The act imposes numerous restrictive requirements on foreign investment in four emerging strategic sectors — batteries, electric vehicles, photovoltaics and critical raw materials — while introducing "EU origin" exclusivity clauses in public procurement and support policies, a spokesperson with the Ministry of Commerce said on Monday.
The ministry submitted its official comments to the EC, the executive arm of the EU, on Friday, expressing China's formal position and grave concerns over the draft law, the spokesperson said.
China has called on the EU to remove discriminatory requirements against foreign investors, local content mandates, compulsory transfers of intellectual property and technology, and restrictions on public procurement, the spokesperson added.
The spokesperson added that China will closely follow the legislative process and stands ready to engage in dialogue and communication with the EU. However, the spokesperson cautioned that if the EU ignores China's suggestions and insists on pushing the legislation through, thereby harming the interests of Chinese companies, China will have to take countermeasures.
Zhou Mi, a senior researcher at the Chinese Academy of International Trade and Economic Cooperation, said the core problem with the act is not its ambition to streamline approvals — measures that could benefit all manufacturers equally — but its explicit targeting of foreign investors.

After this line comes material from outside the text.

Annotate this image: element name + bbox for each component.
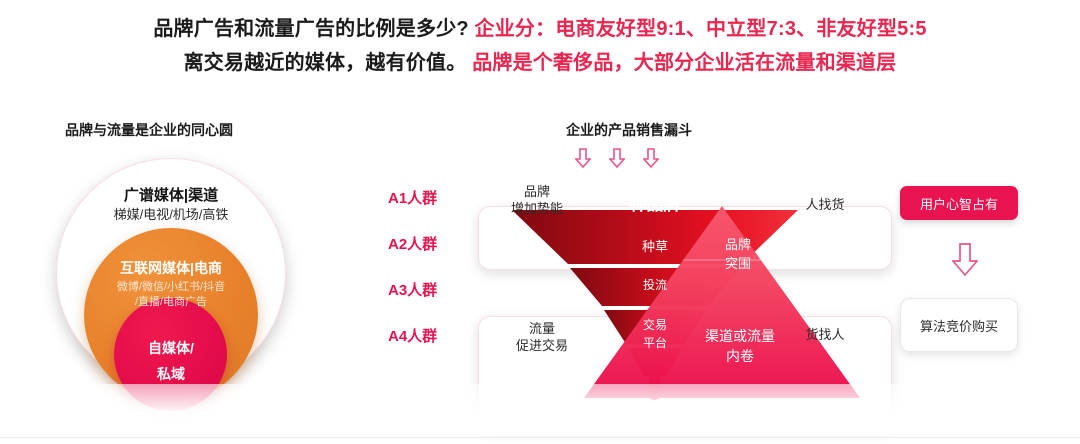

Zhou said the provisions in the act apply exclusively to third-country investors that account for more than 40 percent of global production capacity in the aforementioned sectors — a threshold that transparently targets China, which leads the world in electric vehicle batteries, solar panels and critical materials processing.
"By creating a two-tier system where EU products are systematically favored, the act undermines the rules-based multilateral trading system that Europe itself once championed," Zhou said.
Gao Lingyun, a researcher at the Chinese Academy of Social Sciences' Institute of World Economics and Politics, said that another damaging aspect of the act is its disruption of global supply chains. In the EV battery sector, for example, European automakers rely on cost-effective, high-performance batteries from China based on market principles.
Forcing public procurement and support schemes to favor "EU Origin" batteries will artificially constrain supply, raise costs for European automakers and ultimately burden European consumers with higher prices, Gao added.
China is not alone in its concerns. Major trading partners including the United States, Japan and the United Kingdom have also voiced objections to the act's protectionist tilt. Even within the EU, the act has faced strong opposition from free-trade-oriented member states such as Sweden and Ireland, as well as from industry groups.
Swedish Prime Minister Ulf Kristersson warned in February that "Buy European" measures should not be used to shield European businesses from competition, arguing that Europe must "compete because of quality and because of innovation, not because we try to protect the European markets".